Ve bütün bunlar, liberal ekonomi-ileri demokrasi çığlıklarıyla oluşturulan
kutsal rant ittifakının ideolojik-politik tahakkümüyle doğal, kaçınılmaz ve
olması gerekenmiş gibi gösterilmeye çalışıldı.
Ama yaşam her zaman planlandığı gibi yürümüyor işte.

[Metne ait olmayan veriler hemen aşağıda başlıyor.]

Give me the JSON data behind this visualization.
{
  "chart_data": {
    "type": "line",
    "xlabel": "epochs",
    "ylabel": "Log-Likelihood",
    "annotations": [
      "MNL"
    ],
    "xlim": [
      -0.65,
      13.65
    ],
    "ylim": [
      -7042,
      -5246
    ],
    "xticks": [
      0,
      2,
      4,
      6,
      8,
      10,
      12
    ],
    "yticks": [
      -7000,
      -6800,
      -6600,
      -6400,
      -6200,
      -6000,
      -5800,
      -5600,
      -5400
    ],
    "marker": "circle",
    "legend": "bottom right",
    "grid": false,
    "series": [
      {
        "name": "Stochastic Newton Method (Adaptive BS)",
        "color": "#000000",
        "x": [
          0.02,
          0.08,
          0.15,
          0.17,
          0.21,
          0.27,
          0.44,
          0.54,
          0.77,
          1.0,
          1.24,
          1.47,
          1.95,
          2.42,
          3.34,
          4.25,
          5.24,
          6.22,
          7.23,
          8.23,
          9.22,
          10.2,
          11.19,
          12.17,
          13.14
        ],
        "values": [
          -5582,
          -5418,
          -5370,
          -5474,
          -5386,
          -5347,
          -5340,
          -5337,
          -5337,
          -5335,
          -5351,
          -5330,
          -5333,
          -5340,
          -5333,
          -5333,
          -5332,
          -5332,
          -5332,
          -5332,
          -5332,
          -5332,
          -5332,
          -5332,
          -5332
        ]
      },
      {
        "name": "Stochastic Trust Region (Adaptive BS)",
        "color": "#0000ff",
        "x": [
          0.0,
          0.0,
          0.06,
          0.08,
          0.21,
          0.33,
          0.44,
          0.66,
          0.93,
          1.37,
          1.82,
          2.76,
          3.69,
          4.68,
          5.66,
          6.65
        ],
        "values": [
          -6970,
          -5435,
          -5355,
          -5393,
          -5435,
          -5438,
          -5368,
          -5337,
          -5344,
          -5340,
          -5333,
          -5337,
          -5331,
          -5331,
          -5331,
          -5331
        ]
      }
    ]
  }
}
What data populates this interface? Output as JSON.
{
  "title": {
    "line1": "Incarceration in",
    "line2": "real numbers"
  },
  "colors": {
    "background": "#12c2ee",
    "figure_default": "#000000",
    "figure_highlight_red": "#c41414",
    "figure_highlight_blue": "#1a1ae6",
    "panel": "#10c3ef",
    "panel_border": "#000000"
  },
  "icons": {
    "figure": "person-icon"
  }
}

Toplumsal gidişatın dinamiği, bu güne
dek hemen hepimiz tarafından apolitik bir kayıp kuşak olarak nitelendirilmiş
gençliğin fitilini, kendilerinden bir kaç kuşak önce gelen anne-baba, abi-abla,
teyze-amca desteğiyle, şimdilik kendiliğinden gibi görünen ama ileride kendine
özgü, yepyeni ve bambaşka bir örgütlenme
biçimine evrilmesi kaçınılmaz devinime doğru tutuşturuyor.
Peki bu süreçte, bireysel davranan ya da çeşitli
gruplar içinde yer alan ve sayıları son yıllarda hızla artmakta olan bisiklet
severler nasıl bir tavır aldılar ve almaktalar? Gerek direniş alanlarından
sosyal medya aracılığıyla gelen haberler, gerek bisiklet gruplarının yine
sosyal medyadan yaptığı duyuru ve çağrılar, gerekse kişisel gözlemler, yurdun
dört bir yanında çeşitli nedenlerle bisiklete binenlerin büyük çoğunluğunun eylemleri
desteklediğini ve bir çoğuna bisikletiyle ya da bisikletsiz katıldığını ortaya
koyuyor. İşte bu hiç de şaşırtıcı olmayan, hatta tam da beklenen bir durum.
Çünkü bisiklete binenlerin büyük çoğunluğu yukarıda sözü edilen vahşi piyasacı,
rantçı, doğa, çevre ve canlı düşmanı düzeninin kendilerini de ezdiğinin
farkında olan ve bu yüzden bu düzene karşı çıkan bir bilinç ve tavra sahip.
Kuşkusuz bisiklet kullanıcılarını homojen bir
sosyolojik katman olarak görmek, benzer siyasi tavır ve tepkiler
geliştirdiklerini ileri sürmek doğru olmaz. Ancak direnişin ruhunu ve özünü oluşturan,
kamuda gücü elinde tutan merkezi otoritenin mahalle-sokak-park yereline dahi el
atıp hükmetme iştahı ve pervasızlığına karşı çıkma ortak tepkisini bir çoğunun benimseyip içselleştirdiğini
görmemek de olanaksız. İçtenlikli ve dini hassasiyetleri yüksek bisikletçilerin
çoğu, çıkar uğruna kentleri, parkları, ağaçları talan etmenin, bunlara karşı
yapılan eylemleri gazla, suyla, sopayla, copla, tekme- tokatla, işkenceyle,
tehditle, hapisle önlemeye kalkmanın haksızlık, zulüm ve günah olduğunun farkında.
O halde yazının başlığına geri dönüp bir kez daha
vurgulayalım:
Bisiklet özgürlüktür. Gaza getirir, gaza gelmez.